You should take into account how appealing any perks will be to employees – and also how costly it is to provide and administer them. Negotiating discounts at local suppliers – for example, discounted gym membership – can be a relatively simple and cost-effective employee benefit.

You should also consider the tax treatment of any employee benefits you provide directly. While employees are often taxed on the value of benefits, some benefits can offer tax and National Insurance advantages. These include childcare vouchers, small performance or long-service awards and limited employee entertainment such as a staff Christmas party.

Employee share schemes and employee share options

Employee share schemes offer employees shares in your company, or the option to acquire shares in the future, giving them a direct financial interest in the success of the business.

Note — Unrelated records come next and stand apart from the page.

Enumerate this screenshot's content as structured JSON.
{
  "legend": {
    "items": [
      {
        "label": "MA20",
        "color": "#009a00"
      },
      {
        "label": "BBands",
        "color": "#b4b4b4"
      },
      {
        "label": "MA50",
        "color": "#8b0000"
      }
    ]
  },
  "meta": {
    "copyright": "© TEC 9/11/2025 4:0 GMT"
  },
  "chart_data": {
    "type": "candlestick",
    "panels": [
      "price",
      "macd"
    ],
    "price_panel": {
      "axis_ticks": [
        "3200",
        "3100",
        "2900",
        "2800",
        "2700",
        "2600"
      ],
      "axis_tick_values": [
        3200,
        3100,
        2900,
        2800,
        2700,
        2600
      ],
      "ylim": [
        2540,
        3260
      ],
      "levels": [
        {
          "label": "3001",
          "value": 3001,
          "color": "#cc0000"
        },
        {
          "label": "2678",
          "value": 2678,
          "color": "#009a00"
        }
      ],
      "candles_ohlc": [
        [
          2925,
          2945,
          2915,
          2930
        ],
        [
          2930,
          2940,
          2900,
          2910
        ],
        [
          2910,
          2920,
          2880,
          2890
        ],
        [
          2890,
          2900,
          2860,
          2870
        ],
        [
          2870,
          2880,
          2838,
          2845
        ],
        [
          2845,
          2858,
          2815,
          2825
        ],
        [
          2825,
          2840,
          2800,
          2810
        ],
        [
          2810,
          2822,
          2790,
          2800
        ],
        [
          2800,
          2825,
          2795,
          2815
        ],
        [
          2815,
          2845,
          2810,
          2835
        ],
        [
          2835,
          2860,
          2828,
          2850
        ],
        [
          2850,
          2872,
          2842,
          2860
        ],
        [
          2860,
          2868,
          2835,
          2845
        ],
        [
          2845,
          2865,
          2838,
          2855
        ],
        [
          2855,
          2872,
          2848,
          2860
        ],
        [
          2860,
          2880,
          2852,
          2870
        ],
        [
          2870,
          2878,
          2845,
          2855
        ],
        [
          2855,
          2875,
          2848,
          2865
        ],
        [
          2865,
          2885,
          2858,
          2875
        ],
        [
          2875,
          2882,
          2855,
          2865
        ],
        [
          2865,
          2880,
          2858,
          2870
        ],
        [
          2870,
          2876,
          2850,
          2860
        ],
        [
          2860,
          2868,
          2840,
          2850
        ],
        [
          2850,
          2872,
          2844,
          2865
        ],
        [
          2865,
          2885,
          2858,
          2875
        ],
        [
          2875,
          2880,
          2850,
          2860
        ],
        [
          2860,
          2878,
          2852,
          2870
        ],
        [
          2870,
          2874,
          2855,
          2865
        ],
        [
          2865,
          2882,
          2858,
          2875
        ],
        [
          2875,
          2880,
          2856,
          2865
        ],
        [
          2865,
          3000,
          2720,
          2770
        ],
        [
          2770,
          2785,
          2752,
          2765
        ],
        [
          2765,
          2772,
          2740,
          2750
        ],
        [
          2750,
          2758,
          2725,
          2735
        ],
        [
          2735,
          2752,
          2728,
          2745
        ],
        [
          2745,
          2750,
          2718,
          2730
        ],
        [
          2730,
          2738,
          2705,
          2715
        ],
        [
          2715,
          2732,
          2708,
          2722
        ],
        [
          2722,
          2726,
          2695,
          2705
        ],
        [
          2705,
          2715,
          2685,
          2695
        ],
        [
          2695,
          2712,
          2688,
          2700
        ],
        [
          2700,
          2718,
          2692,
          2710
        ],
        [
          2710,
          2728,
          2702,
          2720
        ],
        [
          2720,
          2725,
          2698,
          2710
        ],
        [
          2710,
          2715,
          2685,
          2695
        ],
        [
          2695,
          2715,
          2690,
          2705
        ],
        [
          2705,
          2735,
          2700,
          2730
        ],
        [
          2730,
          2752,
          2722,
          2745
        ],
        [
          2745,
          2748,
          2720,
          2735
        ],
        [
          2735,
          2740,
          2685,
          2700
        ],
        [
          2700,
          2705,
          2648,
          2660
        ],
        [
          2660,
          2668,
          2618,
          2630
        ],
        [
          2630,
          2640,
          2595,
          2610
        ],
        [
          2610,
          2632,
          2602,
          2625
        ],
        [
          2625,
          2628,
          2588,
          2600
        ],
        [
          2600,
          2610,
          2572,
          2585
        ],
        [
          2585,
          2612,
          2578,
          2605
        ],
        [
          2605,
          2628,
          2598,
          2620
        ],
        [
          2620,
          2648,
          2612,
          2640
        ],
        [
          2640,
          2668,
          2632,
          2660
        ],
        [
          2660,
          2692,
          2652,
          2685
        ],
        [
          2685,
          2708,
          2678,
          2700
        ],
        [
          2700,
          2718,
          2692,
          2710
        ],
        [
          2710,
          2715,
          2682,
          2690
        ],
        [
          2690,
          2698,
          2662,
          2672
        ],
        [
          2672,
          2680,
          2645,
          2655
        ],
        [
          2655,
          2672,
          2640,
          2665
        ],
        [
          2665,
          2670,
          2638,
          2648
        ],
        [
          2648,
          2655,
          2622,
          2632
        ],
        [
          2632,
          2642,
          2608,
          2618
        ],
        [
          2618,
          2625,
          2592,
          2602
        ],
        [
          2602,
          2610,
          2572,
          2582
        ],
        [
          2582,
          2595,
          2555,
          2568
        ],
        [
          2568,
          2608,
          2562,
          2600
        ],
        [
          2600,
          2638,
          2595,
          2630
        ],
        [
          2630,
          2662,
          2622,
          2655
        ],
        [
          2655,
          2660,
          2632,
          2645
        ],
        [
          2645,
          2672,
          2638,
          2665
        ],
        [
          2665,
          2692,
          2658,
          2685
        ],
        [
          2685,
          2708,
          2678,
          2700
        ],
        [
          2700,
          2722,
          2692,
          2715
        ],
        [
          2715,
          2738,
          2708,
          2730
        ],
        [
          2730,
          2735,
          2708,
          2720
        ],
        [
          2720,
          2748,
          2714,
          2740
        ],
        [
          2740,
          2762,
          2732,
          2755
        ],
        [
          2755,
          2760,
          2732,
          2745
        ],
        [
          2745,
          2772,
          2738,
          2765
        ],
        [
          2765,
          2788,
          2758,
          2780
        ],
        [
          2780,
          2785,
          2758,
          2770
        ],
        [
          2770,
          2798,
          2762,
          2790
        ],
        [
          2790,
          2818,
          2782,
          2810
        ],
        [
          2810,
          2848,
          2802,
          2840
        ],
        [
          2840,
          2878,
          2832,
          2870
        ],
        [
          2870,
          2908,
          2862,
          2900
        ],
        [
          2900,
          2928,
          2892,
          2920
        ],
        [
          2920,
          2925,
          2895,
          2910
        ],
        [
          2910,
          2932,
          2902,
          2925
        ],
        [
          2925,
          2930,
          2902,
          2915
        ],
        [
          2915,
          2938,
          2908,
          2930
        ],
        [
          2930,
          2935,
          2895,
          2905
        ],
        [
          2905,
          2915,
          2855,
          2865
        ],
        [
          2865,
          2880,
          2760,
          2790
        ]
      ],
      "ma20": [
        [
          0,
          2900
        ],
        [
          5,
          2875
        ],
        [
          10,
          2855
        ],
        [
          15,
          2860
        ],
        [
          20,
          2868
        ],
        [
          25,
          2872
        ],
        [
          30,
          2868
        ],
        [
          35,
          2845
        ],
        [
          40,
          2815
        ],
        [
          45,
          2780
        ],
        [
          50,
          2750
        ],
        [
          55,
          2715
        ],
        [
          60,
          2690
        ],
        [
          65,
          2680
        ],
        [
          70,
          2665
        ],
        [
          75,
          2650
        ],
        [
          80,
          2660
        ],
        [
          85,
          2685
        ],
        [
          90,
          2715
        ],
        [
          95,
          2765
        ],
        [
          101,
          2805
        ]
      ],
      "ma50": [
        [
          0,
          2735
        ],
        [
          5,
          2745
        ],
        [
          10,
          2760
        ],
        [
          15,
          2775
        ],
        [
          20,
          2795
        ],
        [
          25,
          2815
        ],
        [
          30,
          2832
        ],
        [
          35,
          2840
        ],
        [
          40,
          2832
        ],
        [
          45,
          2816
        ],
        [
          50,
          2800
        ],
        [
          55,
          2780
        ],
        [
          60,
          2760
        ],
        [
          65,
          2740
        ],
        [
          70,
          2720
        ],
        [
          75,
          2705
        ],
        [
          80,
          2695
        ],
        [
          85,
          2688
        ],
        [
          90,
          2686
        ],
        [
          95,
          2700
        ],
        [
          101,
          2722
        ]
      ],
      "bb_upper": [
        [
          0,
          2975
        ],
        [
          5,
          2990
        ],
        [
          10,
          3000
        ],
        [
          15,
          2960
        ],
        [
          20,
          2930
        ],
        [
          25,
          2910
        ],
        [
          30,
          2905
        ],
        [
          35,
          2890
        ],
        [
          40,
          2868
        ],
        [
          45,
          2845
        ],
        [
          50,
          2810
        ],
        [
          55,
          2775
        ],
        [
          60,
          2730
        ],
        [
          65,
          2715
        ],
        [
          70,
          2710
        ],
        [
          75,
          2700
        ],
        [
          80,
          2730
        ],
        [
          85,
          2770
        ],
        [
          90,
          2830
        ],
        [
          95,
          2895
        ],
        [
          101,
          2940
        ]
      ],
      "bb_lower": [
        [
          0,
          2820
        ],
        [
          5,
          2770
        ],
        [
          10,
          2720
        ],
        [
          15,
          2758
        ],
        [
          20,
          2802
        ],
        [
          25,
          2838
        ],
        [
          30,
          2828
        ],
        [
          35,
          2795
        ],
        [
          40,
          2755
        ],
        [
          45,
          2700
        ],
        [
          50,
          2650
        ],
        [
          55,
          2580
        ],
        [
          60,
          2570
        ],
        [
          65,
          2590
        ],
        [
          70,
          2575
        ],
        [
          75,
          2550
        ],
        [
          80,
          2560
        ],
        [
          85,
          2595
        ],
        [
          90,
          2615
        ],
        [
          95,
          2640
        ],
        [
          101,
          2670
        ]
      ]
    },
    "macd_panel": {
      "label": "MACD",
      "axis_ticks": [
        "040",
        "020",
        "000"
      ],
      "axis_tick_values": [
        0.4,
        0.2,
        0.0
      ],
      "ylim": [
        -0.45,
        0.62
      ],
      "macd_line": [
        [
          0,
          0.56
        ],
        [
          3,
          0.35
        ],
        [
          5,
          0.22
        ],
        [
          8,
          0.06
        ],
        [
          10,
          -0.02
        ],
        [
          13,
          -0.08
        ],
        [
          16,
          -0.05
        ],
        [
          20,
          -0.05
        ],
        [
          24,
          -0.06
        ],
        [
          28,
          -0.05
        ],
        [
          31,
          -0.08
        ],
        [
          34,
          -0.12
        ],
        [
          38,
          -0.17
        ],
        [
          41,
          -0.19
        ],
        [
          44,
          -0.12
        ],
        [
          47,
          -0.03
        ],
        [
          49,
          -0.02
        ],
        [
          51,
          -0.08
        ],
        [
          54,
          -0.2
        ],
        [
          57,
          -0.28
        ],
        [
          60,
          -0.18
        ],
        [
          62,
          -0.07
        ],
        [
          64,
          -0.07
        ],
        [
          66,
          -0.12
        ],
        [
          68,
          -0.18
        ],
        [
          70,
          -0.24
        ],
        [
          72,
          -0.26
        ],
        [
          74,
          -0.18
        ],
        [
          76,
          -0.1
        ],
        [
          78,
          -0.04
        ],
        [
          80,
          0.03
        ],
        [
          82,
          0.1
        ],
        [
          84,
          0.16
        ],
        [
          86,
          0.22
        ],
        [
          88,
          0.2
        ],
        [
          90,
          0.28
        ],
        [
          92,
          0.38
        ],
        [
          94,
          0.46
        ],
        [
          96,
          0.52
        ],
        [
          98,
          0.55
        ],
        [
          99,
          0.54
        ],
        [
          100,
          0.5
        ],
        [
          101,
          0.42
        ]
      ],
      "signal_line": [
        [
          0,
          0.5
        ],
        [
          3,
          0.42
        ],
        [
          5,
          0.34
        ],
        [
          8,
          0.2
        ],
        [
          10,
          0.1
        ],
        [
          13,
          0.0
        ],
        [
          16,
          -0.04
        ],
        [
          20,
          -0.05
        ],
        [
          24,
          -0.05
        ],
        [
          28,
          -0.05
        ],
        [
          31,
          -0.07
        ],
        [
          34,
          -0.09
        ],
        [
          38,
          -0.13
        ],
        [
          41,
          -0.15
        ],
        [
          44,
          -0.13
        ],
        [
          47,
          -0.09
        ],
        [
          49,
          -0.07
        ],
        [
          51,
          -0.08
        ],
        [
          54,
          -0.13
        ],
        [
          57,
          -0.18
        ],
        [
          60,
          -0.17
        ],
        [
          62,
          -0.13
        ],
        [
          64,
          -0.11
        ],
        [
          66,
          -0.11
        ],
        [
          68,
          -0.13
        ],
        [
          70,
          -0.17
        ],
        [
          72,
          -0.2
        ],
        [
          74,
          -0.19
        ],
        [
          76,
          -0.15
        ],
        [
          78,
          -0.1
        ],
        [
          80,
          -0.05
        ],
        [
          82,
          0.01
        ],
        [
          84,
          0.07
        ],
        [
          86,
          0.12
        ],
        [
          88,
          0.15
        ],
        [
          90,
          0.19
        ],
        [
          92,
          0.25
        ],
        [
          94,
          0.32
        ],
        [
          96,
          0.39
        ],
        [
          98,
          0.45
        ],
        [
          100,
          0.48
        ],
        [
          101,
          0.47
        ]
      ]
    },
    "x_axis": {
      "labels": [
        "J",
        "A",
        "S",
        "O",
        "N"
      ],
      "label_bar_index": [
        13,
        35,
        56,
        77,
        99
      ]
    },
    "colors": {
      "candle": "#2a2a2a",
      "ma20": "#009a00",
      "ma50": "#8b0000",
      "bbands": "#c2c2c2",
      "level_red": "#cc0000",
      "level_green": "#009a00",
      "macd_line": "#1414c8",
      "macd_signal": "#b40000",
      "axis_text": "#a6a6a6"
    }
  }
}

Companies often use share schemes to attract and reward key employees without the cash flow costs of substantial cash salaries. For example, you can use an Enterprise Management Incentive scheme or a Company Share Option Plan (CSOP) to award share options to selected employees.

Employee share schemes can also be used as employee incentives for all employees of the business. A Share Incentive Plan (SIP, formerly known as an All-Employee Share Ownership Plan) allows you to give employees up to £3,000 of shares annually. A SIP can also allow employees to buy up to £1,500 of shares out of pre-tax income with the employer providing up to two free ‘matching’ shares per share purchased. Alternatively, Save As You Earn (SAYE) allows employees to make regular monthly savings with the option to purchase company shares at the end of a three, five or seven year period.

Approved share schemes that meet HM Revenue & Customs (HMRC) requirements offer tax and National Insurance advantages to both employer and employee but can involve a significant administrative burden. You can also tailor your own, unapproved share scheme to meet your particular objectives but without the tax advantages.